The mild weather has revealed old oak leaves and acorns all over the ground on the trail by the brook, as well as the back of our yard. The trees in our yard are young, but there are many old ones in the neighborhood. In the fall there were literally thousands of acorns underfoot all along the streets and the trail. It got me thinking about acorns as a food source–roasted and ground into flour.

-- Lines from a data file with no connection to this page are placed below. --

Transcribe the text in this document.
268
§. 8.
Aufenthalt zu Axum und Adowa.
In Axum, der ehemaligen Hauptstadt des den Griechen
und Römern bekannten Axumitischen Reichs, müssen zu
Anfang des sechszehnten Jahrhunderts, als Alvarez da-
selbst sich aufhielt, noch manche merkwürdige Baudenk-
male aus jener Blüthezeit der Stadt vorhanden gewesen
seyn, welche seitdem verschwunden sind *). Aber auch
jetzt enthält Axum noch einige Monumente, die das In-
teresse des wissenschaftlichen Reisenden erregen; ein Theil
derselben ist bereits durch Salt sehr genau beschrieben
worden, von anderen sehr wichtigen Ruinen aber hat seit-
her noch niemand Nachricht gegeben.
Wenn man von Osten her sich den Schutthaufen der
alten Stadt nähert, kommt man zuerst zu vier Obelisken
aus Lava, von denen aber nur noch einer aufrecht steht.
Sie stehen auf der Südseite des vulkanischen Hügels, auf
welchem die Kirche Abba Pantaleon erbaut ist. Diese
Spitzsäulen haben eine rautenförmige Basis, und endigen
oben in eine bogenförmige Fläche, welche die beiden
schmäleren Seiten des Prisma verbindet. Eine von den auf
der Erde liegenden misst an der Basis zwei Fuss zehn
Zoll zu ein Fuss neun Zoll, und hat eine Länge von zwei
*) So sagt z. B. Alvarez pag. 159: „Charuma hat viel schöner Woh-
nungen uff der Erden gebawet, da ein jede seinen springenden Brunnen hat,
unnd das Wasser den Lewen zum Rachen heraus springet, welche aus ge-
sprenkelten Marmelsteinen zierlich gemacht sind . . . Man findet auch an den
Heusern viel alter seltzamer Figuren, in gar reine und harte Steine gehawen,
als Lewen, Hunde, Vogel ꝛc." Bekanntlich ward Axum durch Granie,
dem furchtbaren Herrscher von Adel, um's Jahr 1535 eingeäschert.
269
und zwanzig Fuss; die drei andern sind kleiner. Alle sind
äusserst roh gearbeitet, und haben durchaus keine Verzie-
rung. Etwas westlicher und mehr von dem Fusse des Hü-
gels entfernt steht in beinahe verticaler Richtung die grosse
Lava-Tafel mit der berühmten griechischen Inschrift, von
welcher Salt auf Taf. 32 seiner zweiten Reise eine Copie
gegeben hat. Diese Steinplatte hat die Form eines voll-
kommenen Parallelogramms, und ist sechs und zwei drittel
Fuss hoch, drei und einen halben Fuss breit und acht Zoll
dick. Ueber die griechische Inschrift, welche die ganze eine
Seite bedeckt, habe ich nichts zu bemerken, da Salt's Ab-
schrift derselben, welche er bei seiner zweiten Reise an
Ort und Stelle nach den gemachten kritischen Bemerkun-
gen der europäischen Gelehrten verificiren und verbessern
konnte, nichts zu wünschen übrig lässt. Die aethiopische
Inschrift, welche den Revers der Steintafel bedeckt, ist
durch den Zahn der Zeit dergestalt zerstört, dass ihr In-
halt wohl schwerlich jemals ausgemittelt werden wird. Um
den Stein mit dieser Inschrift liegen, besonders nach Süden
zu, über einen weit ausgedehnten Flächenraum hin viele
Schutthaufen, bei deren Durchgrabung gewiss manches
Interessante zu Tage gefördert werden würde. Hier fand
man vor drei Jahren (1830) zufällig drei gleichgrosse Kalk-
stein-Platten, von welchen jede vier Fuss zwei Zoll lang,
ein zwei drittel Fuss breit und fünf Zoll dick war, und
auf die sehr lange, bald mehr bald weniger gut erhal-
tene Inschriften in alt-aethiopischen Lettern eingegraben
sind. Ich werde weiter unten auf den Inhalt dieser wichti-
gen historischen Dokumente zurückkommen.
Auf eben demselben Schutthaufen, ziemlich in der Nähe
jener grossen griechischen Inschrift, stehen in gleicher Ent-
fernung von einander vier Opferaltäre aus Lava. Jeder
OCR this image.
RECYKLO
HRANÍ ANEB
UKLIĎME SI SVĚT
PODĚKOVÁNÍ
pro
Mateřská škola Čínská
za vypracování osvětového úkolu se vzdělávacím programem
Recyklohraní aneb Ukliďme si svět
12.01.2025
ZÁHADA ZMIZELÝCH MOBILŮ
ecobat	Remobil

Unfortunately, I finally learned that all of these neighborhood acorns are from the northern red oak, whose Wabanaki name referred to its bitter acorn. Acorns from the white oak and the burr oak were much preferred for eating because they are sweeter. Still, I am thrilled to know their names. All this from the book Notes on a Lost Flute, by Kerry Hardy, including a helpful diagram of the shape of each type of leaf and acorn. After seeing the pictures, I paid attention to all the oak leaves along my walk–all red oak. Simply put, the red oak leaves have pointed edges, while the white oaks have rounded lobes. Sometimes it helps to simplify–there are actually about 600 oak species overall, and 8 in Maine.
Researching further, I learned in A Short History of Trees in Portland, that there are stands of white oak in Baxter Woods and Deering Oaks park. Now I am delighted to imagine walking there in the spring to see if I can find those trees. In the meantime, another storm is on the way, and it will soon all be covered again in a foot of snow.